Experience Sampling Method: Measuring Work and Family Time Commitments

Author(s):

  • Jennifer A. Schmidt

Document type: Encyclopedia Entry

Appears in: Work and Family Encyclopedia

Year: 2009

Topic:

  • Parenting
  • Work and Family

Discipline:

  • Education
  • Psychology

Abstract:

One of the most basic concerns of many researchers in the area of work and family is the question of how individuals and family units balance the demands of their work and family obligations in everyday life. This basic concern can be addressed in research in a variety of ways. The first deals with the question of time use: How much time do mothers, fathers, or couples spend working? How much time do they spend with their children? How much time do working parents spend doing housework, helping their kids with homework, or talking with their spouse? A second set of questions deals more directly with quantifying the juggling that inevitably occurs with work and family commitments: How often are parents multitasking, simultaneously tending to multiple obligations from home and/or work?
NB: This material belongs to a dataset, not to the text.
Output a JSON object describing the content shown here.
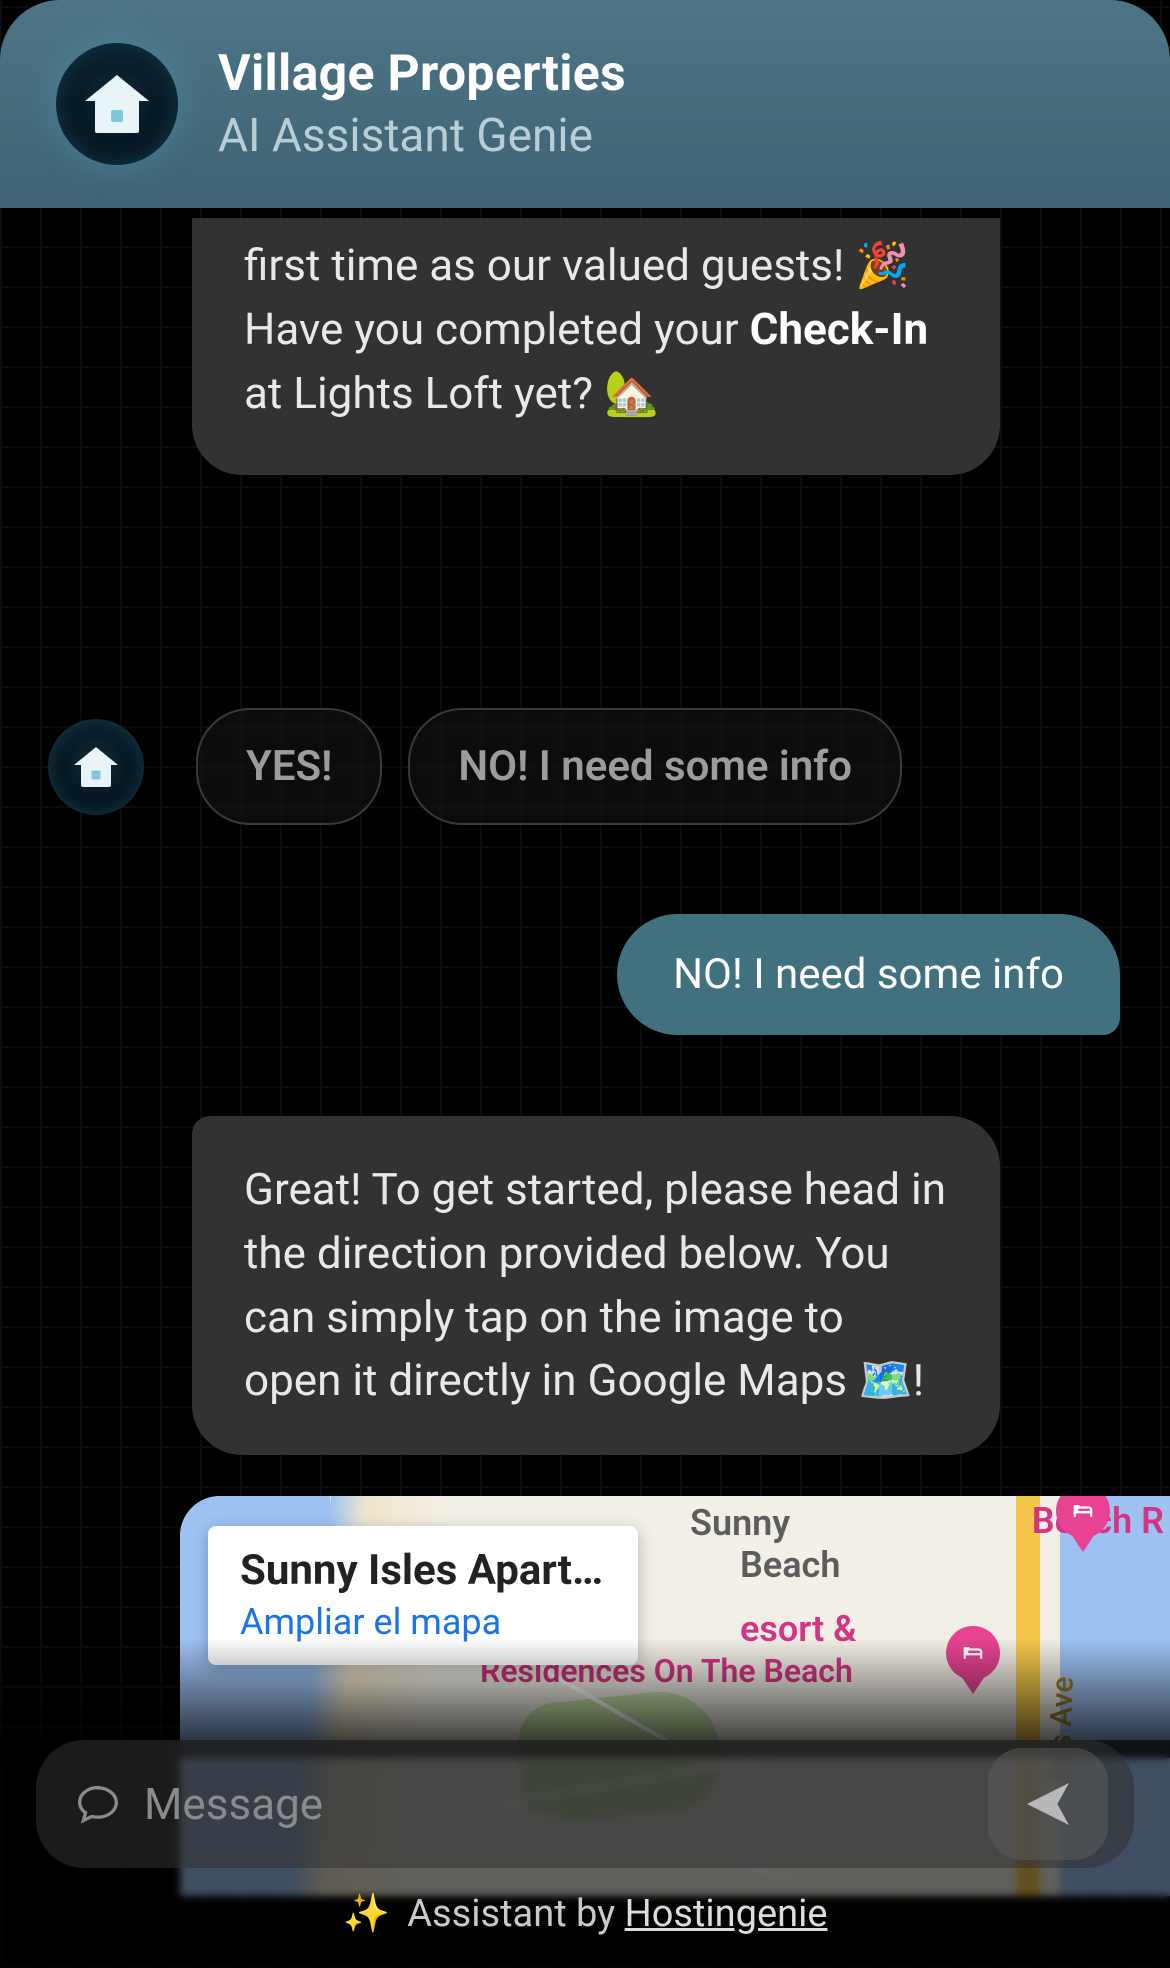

When the demands of work or home temporarily increase, which activities are most likely to get squeezed out of the schedule? The answers to most of the above questions are usually estimated in terms of hours and minutes. Beyond these questions of time use lie a host of other questions about the quality of this time. In addition to the quantity of time family members spend engaged in various tasks, how can we measure the quality of time spent in these activities? Do parents and children enjoy the time they spend together? Is the quality of parent-child interaction or spousal interaction substantially different in single-earner vs. dual-earner households? Finally, there are questions to be answered about how family members move in and through time: How can we effectively study the daily transitions that parents must make as they transition from work to family life and the emotional and affective changes that accompany these transitions for both parents and children?